Guerrilla group in Chiapas, Mexico, 1968–1969

The Mexican Insurgent Army (Spanish: Ejército Insurgente Mexicano, EIM) was a short-lived far-left guerrilla group that operated between 1968 and 1969 in the Lacandon Jungle region of Chiapas, Mexico. It was founded by left-wing newspaper editor Mario Menéndez and Ignacio González Ramírez.

González was responsible for the group’s urban operations and led an affiliated cell known as the Revolutionary Struggle Committee (Comité de Lucha Revolucionaria).

Mario Menéndez wrote the left-wing magazine called, Por Que? and Por Eso!

== History ==

=== Origins and activity ===
The Ejército Insurgente Mexicano (EIM) was founded in 1968 by a group of approximately 15 to 20 militants from various parts of Mexico, including Mexico City, Nuevo León, Veracruz, and Yucatán. These individuals had been active participants in the Mexican Movement of 1968 and sought to continue their struggle through armed resistance following the government’s repression of the student movement.

In early 1969, the EIM attempted to organize a guerrilla insurgency by establishing a clandestine training camp in the Lacandon Jungle of Chiapas, near the border with Tabasco. The location was chosen for its remote terrain, which was conducive to underground military activity.

=== Decline ===
the group faced significant logistical challenges, despite their aspirations, they failed to carry out any notable armed actions or high-profile confrontations. Analysts later described the EIM as having "no real organization", improvising an armed struggle without a solid political base.

The EIM remained clandestine throughout its short existence. It did not form formal alliances with other insurgent groups in Mexico, although it shared ideological ties with the broader Latin American left. The group expressed sympathy for the Cuban Revolution, and one of its members, Menéndez, claimed to have support from Cuba—though such support never materialized.

=== Capture of Menéndez ===
From the start, the Mexican government, particularly under the ruling PRI, viewed the EIM as an illegal insurgent threat. The Dirección Federal de Seguridad (DFS) and other federal agencies began monitoring the group, though its small size allowed it to operate under the radar for a short time. Once authorities confirmed its existence, counterinsurgency efforts intensified. In early 1970, DFS agents captured Menéndez in Mexico City as he exited a print shop.

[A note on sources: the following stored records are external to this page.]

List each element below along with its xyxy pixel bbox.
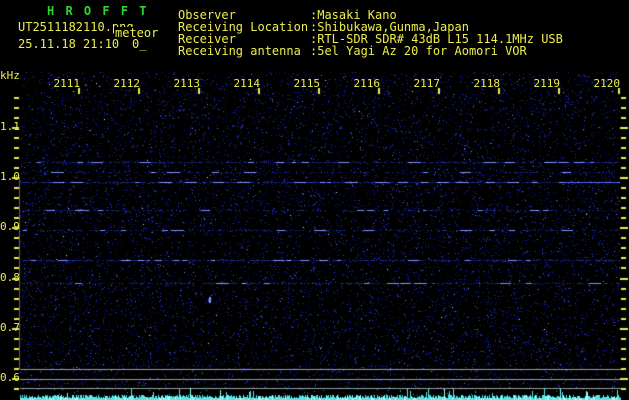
spectrogram-canvas	[0, 60, 629, 400]
hrofft-window: H R O F F T UT2511182110.png meteor 25.1…	[0, 0, 629, 400]
info-row-observer: Observer:Masaki Kano	[178, 4, 563, 22]
freq-label-1-0: 1.0	[0, 170, 20, 183]
station-info: Observer:Masaki Kano Receiving Location:…	[178, 4, 563, 58]
antenna-label: Receiving antenna	[178, 44, 301, 58]
time-label-2114: 2114	[233, 77, 261, 90]
time-label-2116: 2116	[353, 77, 381, 90]
time-label-2120: 2120	[593, 77, 621, 90]
meteor-count: 0_	[132, 37, 147, 51]
freq-label-0-6: 0.6	[0, 371, 20, 384]
antenna-value: 5el Yagi Az 20 for Aomori VOR	[317, 44, 527, 58]
info-row-antenna: Receiving antenna:5el Yagi Az 20 for Aom…	[178, 40, 563, 58]
freq-label-0-7: 0.7	[0, 321, 20, 334]
time-label-2112: 2112	[113, 77, 141, 90]
time-label-2119: 2119	[533, 77, 561, 90]
info-row-location: Receiving Location:Shibukawa,Gunma,Japan	[178, 16, 563, 34]
time-label-2118: 2118	[473, 77, 501, 90]
freq-label-1-1: 1.1	[0, 120, 20, 133]
info-row-receiver: Receiver:RTL-SDR SDR# 43dB L15 114.1MHz …	[178, 28, 563, 46]
khz-unit-label: kHz	[0, 69, 20, 82]
freq-label-0-9: 0.9	[0, 220, 20, 233]
time-label-2117: 2117	[413, 77, 441, 90]
time-label-2111: 2111	[53, 77, 81, 90]
freq-label-0-8: 0.8	[0, 271, 20, 284]
time-label-2115: 2115	[293, 77, 321, 90]
datetime-label: 25.11.18 21:10	[18, 37, 120, 51]
time-label-2113: 2113	[173, 77, 201, 90]
app-title: H R O F F T	[47, 4, 149, 18]
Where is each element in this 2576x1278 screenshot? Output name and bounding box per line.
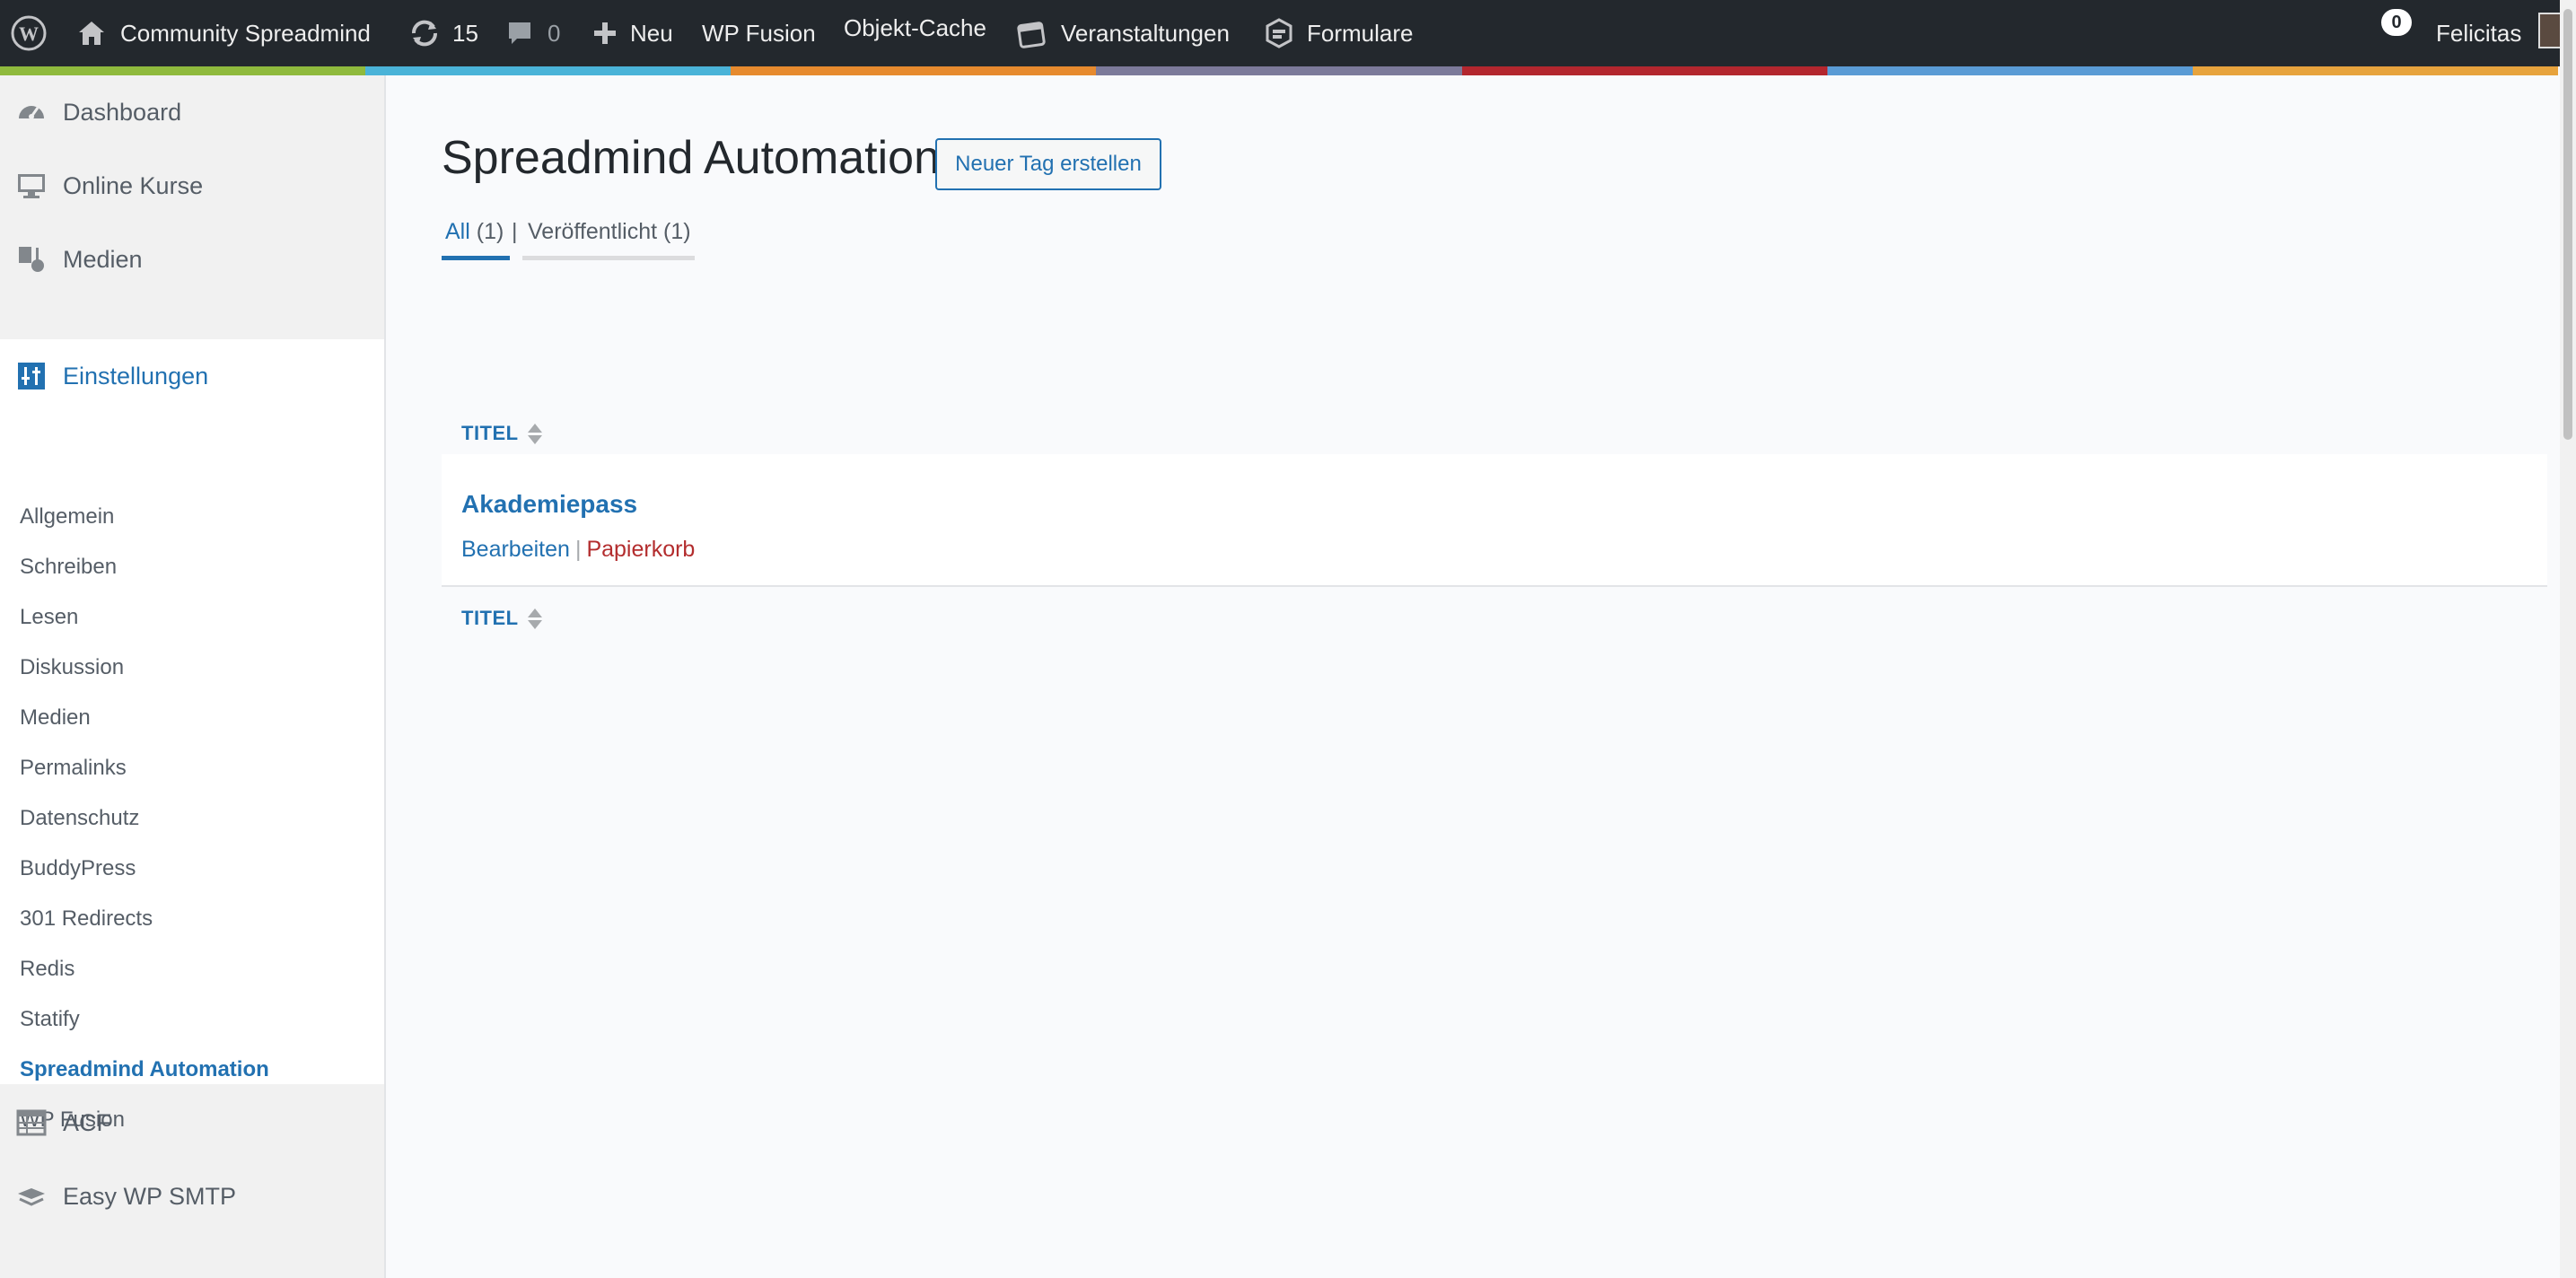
page-scrollbar[interactable]	[2560, 0, 2576, 1278]
user-account-link[interactable]: Felicitas	[2436, 0, 2521, 66]
new-content-link[interactable]: Neu	[592, 0, 673, 66]
object-cache-label: Objekt-Cache	[844, 13, 986, 41]
submenu-item-allgemein[interactable]: Allgemein	[0, 492, 384, 542]
wp-fusion-label: WP Fusion	[702, 19, 816, 47]
settings-icon	[0, 361, 63, 391]
menu-settings[interactable]: Einstellungen	[0, 339, 384, 413]
events-link[interactable]: Veranstaltungen	[1016, 0, 1230, 66]
row-trash-link[interactable]: Papierkorb	[586, 537, 695, 562]
submenu-item-lesen[interactable]: Lesen	[0, 592, 384, 643]
submenu-item-buddypress[interactable]: BuddyPress	[0, 844, 384, 894]
new-label: Neu	[630, 19, 673, 47]
settings-menu: Einstellungen Allgemein Schreiben Lesen …	[0, 339, 384, 1132]
submenu-item-schreiben[interactable]: Schreiben	[0, 542, 384, 592]
table-row: Akademiepass Bearbeiten | Papierkorb	[442, 454, 2547, 587]
wordpress-logo-icon[interactable]: W	[11, 0, 47, 66]
column-footer-label: TITEL	[461, 607, 519, 629]
menu-easy-wp-smtp[interactable]: Easy WP SMTP	[0, 1160, 384, 1233]
comment-icon	[506, 20, 533, 47]
admin-bar: W Community Spreadmind 15 0 Neu WP Fusio…	[0, 0, 2576, 66]
menu-label: Easy WP SMTP	[63, 1182, 237, 1210]
color-stripe-segment	[1096, 66, 1462, 75]
comments-link[interactable]: 0	[506, 0, 560, 66]
site-name-link[interactable]: Community Spreadmind	[77, 0, 371, 66]
home-icon	[77, 20, 106, 47]
color-stripe-segment	[1827, 66, 2193, 75]
color-stripe-segment	[1461, 66, 1827, 75]
notifications-badge[interactable]: 0	[2381, 9, 2412, 36]
updates-link[interactable]: 15	[409, 0, 478, 66]
menu-label: Online Kurse	[63, 171, 204, 199]
user-name: Felicitas	[2436, 19, 2522, 47]
submenu-item-permalinks[interactable]: Permalinks	[0, 743, 384, 793]
sort-icon	[527, 423, 542, 444]
dashboard-icon	[0, 97, 63, 127]
admin-sidebar: Dashboard Online Kurse Medien Einstellun…	[0, 75, 386, 1278]
avatar[interactable]	[2538, 13, 2562, 48]
forms-link[interactable]: Formulare	[1264, 0, 1413, 66]
column-header-label: TITEL	[461, 422, 519, 444]
updates-icon	[409, 18, 440, 48]
mail-icon	[0, 1181, 63, 1212]
menu-label: ACF	[63, 1108, 111, 1136]
forms-label: Formulare	[1307, 19, 1414, 47]
updates-count: 15	[452, 19, 478, 47]
row-actions: Bearbeiten | Papierkorb	[461, 537, 695, 563]
comments-count: 0	[548, 19, 561, 47]
color-stripe-segment	[731, 66, 1097, 75]
calendar-icon	[1016, 17, 1048, 49]
menu-label: Medien	[63, 245, 143, 273]
media-icon	[0, 244, 63, 275]
color-stripe-segment	[2192, 66, 2558, 75]
menu-dashboard[interactable]: Dashboard	[0, 75, 384, 149]
menu-label: Einstellungen	[63, 362, 209, 390]
object-cache-link[interactable]: Objekt-Cache	[844, 0, 986, 61]
row-edit-link[interactable]: Bearbeiten	[461, 537, 570, 562]
color-stripe	[0, 66, 2558, 75]
submenu-item-redis[interactable]: Redis	[0, 944, 384, 994]
site-name: Community Spreadmind	[120, 19, 371, 47]
submenu-item-diskussion[interactable]: Diskussion	[0, 643, 384, 693]
color-stripe-segment	[0, 66, 366, 75]
wp-fusion-link[interactable]: WP Fusion	[702, 0, 816, 66]
filter-all-count: (1)	[476, 219, 504, 244]
menu-label: Dashboard	[63, 98, 182, 126]
events-label: Veranstaltungen	[1061, 19, 1230, 47]
filter-all-link[interactable]: All (1)	[442, 219, 510, 260]
row-action-separator: |	[574, 537, 582, 562]
menu-media[interactable]: Medien	[0, 223, 384, 296]
submenu-item-301-redirects[interactable]: 301 Redirects	[0, 894, 384, 944]
settings-submenu: Allgemein Schreiben Lesen Diskussion Med…	[0, 492, 384, 1145]
sort-icon	[527, 608, 542, 629]
submenu-item-datenschutz[interactable]: Datenschutz	[0, 793, 384, 844]
table-icon	[0, 1107, 63, 1138]
column-footer-title[interactable]: TITEL	[461, 607, 542, 630]
row-title-link[interactable]: Akademiepass	[461, 490, 637, 519]
color-stripe-segment	[365, 66, 732, 75]
filter-separator: |	[512, 219, 518, 244]
scrollbar-thumb[interactable]	[2563, 9, 2572, 440]
filter-all-label: All	[445, 219, 470, 244]
submenu-item-medien[interactable]: Medien	[0, 693, 384, 743]
menu-online-courses[interactable]: Online Kurse	[0, 149, 384, 223]
new-tag-button[interactable]: Neuer Tag erstellen	[935, 138, 1161, 190]
forms-icon	[1264, 18, 1294, 48]
page-title: Spreadmind Automation	[442, 132, 941, 184]
menu-acf[interactable]: ACF	[0, 1086, 384, 1160]
svg-text:W: W	[19, 22, 39, 45]
plus-icon	[592, 21, 618, 46]
filter-published-link[interactable]: Veröffentlicht (1)	[522, 219, 695, 260]
column-header-title[interactable]: TITEL	[461, 422, 542, 445]
submenu-item-statify[interactable]: Statify	[0, 994, 384, 1045]
monitor-icon	[0, 171, 63, 201]
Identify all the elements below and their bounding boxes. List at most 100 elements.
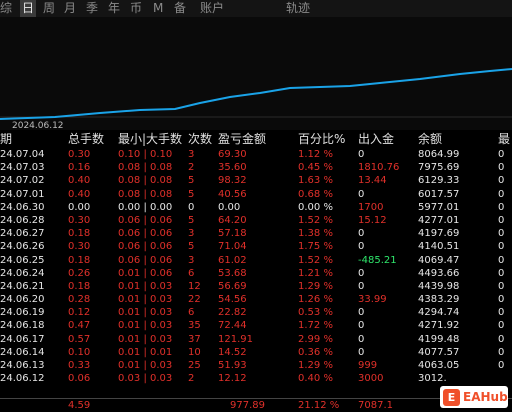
cell-count: 2 — [188, 373, 195, 385]
cell-pct: 1.75 % — [298, 241, 333, 253]
cell-pct: 1.21 % — [298, 267, 333, 279]
total-lots: 4.59 — [68, 400, 91, 411]
cell-pct: 1.38 % — [298, 228, 333, 240]
tab-9[interactable]: 账户 — [200, 0, 224, 17]
cell-pct: 1.29 % — [298, 360, 333, 371]
cell-balance: 4493.66 — [418, 267, 460, 279]
cell-balance: 4383.29 — [418, 294, 460, 306]
cell-flow: 999 — [358, 360, 378, 371]
cell-date: 24.06.24 — [0, 267, 45, 279]
table-row[interactable]: 24.06.21 0.18 0.01 | 0.03 12 56.69 1.29 % 0 443… — [0, 280, 512, 293]
cell-date: 24.06.27 — [0, 228, 45, 240]
column-header-7[interactable]: 余额 — [418, 131, 442, 148]
cell-minmax: 0.01 | 0.01 — [118, 346, 173, 358]
cell-pnl: 69.30 — [218, 149, 247, 160]
total-flow: 7087.1 — [358, 400, 393, 411]
cell-flow: 0 — [358, 149, 365, 160]
cell-lots: 0.10 — [68, 346, 91, 358]
cell-pnl: 14.52 — [218, 346, 247, 358]
cell-pct: 0.40 % — [298, 373, 333, 385]
cell-lots: 0.30 — [68, 241, 91, 253]
tab-4[interactable]: 季 — [86, 0, 98, 17]
cell-last: 0 — [498, 149, 505, 160]
column-header-6[interactable]: 出入金 — [358, 131, 394, 148]
table-row[interactable]: 24.06.18 0.47 0.01 | 0.03 35 72.44 1.72 % 0 427… — [0, 319, 512, 332]
tab-6[interactable]: 币 — [130, 0, 142, 17]
tab-10[interactable]: 轨迹 — [286, 0, 310, 17]
cell-pnl: 121.91 — [218, 333, 253, 345]
cell-lots: 0.40 — [68, 188, 91, 200]
table-row[interactable]: 24.06.28 0.30 0.06 | 0.06 5 64.20 1.52 % 15.12… — [0, 214, 512, 227]
table-row[interactable]: 24.06.12 0.06 0.03 | 0.03 2 12.12 0.40 % 3000 3… — [0, 372, 512, 385]
cell-last: 0 — [498, 254, 505, 266]
cell-balance: 4077.57 — [418, 346, 460, 358]
cell-count: 6 — [188, 307, 195, 319]
table-row[interactable]: 24.06.20 0.28 0.01 | 0.03 22 54.56 1.26 % 33.9… — [0, 293, 512, 306]
table-row[interactable]: 24.06.25 0.18 0.06 | 0.06 3 61.02 1.52 % -485.… — [0, 254, 512, 267]
cell-flow: 15.12 — [358, 214, 387, 226]
table-row[interactable]: 24.07.02 0.40 0.08 | 0.08 5 98.32 1.63 % 13.44… — [0, 174, 512, 187]
cell-date: 24.06.25 — [0, 254, 45, 266]
column-header-4[interactable]: 盈亏金额 — [218, 131, 266, 148]
table-row[interactable]: 24.07.01 0.40 0.08 | 0.08 5 40.56 0.68 % 0 6017… — [0, 188, 512, 201]
cell-count: 3 — [188, 254, 195, 266]
cell-date: 24.06.17 — [0, 333, 45, 345]
cell-lots: 0.00 — [68, 201, 91, 213]
column-header-2[interactable]: 最小|大手数 — [118, 131, 182, 148]
table-row[interactable]: 24.06.27 0.18 0.06 | 0.06 3 57.18 1.38 % 0 4197… — [0, 227, 512, 240]
cell-count: 3 — [188, 149, 195, 160]
cell-balance: 3012. — [418, 373, 447, 385]
total-pnl: 977.89 — [230, 400, 265, 411]
table-row[interactable]: 24.06.14 0.10 0.01 | 0.01 10 14.52 0.36 % 0 407… — [0, 346, 512, 359]
table-row[interactable]: 24.06.24 0.26 0.01 | 0.06 6 53.68 1.21 % 0 4493… — [0, 267, 512, 280]
column-header-3[interactable]: 次数 — [188, 131, 212, 148]
column-header-1[interactable]: 总手数 — [68, 131, 104, 148]
table-row[interactable]: 24.07.03 0.16 0.08 | 0.08 2 35.60 0.45 % 1810.… — [0, 161, 512, 174]
table-row[interactable]: 24.06.17 0.57 0.01 | 0.03 37 121.91 2.99 % 0 41… — [0, 333, 512, 346]
cell-pnl: 35.60 — [218, 162, 247, 174]
cell-date: 24.06.28 — [0, 214, 45, 226]
cell-flow: -485.21 — [358, 254, 397, 266]
table-row[interactable]: 24.06.26 0.30 0.06 | 0.06 5 71.04 1.75 % 0 4140… — [0, 240, 512, 253]
cell-last: 0 — [498, 320, 505, 332]
table-row[interactable]: 24.06.13 0.33 0.01 | 0.03 25 51.93 1.29 % 999 4… — [0, 359, 512, 372]
table-row[interactable]: 24.07.04 0.30 0.10 | 0.10 3 69.30 1.12 % 0 8064… — [0, 148, 512, 161]
tab-1[interactable]: 日 — [20, 0, 37, 17]
cell-pct: 2.99 % — [298, 333, 333, 345]
cell-date: 24.06.26 — [0, 241, 45, 253]
cell-flow: 13.44 — [358, 175, 387, 187]
cell-pct: 1.52 % — [298, 254, 333, 266]
tab-5[interactable]: 年 — [108, 0, 120, 17]
cell-flow: 3000 — [358, 373, 384, 385]
cell-minmax: 0.01 | 0.03 — [118, 320, 173, 332]
column-header-8[interactable]: 最 — [498, 131, 510, 148]
cell-count: 5 — [188, 175, 195, 187]
cell-pct: 1.29 % — [298, 280, 333, 292]
cell-minmax: 0.06 | 0.06 — [118, 254, 173, 266]
cell-minmax: 0.01 | 0.03 — [118, 280, 173, 292]
cell-pnl: 71.04 — [218, 241, 247, 253]
tab-7[interactable]: M — [153, 0, 163, 17]
column-header-0[interactable]: 期 — [0, 131, 12, 148]
tab-8[interactable]: 备 — [174, 0, 186, 17]
tab-3[interactable]: 月 — [64, 0, 76, 17]
cell-date: 24.06.30 — [0, 201, 45, 213]
cell-count: 5 — [188, 241, 195, 253]
cell-last: 0 — [498, 333, 505, 345]
cell-pnl: 57.18 — [218, 228, 247, 240]
table-total-row: 4.59 977.89 21.12 % 7087.1 — [0, 398, 512, 412]
cell-pct: 0.00 % — [298, 201, 333, 213]
cell-lots: 0.30 — [68, 149, 91, 160]
cell-minmax: 0.01 | 0.03 — [118, 294, 173, 306]
column-header-5[interactable]: 百分比% — [298, 131, 345, 148]
table-row[interactable]: 24.06.19 0.12 0.01 | 0.03 6 22.82 0.53 % 0 4294… — [0, 306, 512, 319]
cell-balance: 5977.01 — [418, 201, 460, 213]
cell-count: 12 — [188, 280, 201, 292]
cell-pct: 1.26 % — [298, 294, 333, 306]
table-row[interactable]: 24.06.30 0.00 0.00 | 0.00 0 0.00 0.00 % 1700 59… — [0, 201, 512, 214]
eahub-logo-icon: E — [443, 388, 460, 406]
tab-0[interactable]: 综 — [0, 0, 12, 17]
cell-last: 0 — [498, 188, 505, 200]
balance-curve-chart: 2024.06.12 — [0, 17, 512, 130]
tab-2[interactable]: 周 — [43, 0, 55, 17]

Facing internal divisions and escalating pressure from federal forces, the EIM rapidly collapsed. By 1970, the organization had effectively disbanded. There is no evidence that the EIM ever gained significant popular support or conducted meaningful operations; its activities were almost entirely underground and unknown to the broader Mexican public at the time.

=== Dissolution ===
Despite its failure, the EIM did influence future revolutionary activity. In August 1969, some former members regrouped in Monterrey to form a new organization, the Fuerzas de Liberación Nacional (FLN). Among the early recruits was César Yáñez Muñoz, also known as “Compañero Pedro,” a student from Monterrey who would later become a key leader within the FLN.

=== Later developments ===
In the decades since its active years, the Ejército Insurgente Mexicano (EIM) has largely faded into the annals of history, remembered primarily through retrospectives and interviews such as the 2023 conversation with former Zapatista guerrillas, who recalled EIM’s 1969 invitation to form an armed foco.

Its founder, Mario Menéndez, retreated from public life after the 1970s, living in quiet obscurity until his passing on April 15, 2024, in Mérida, Yucatán.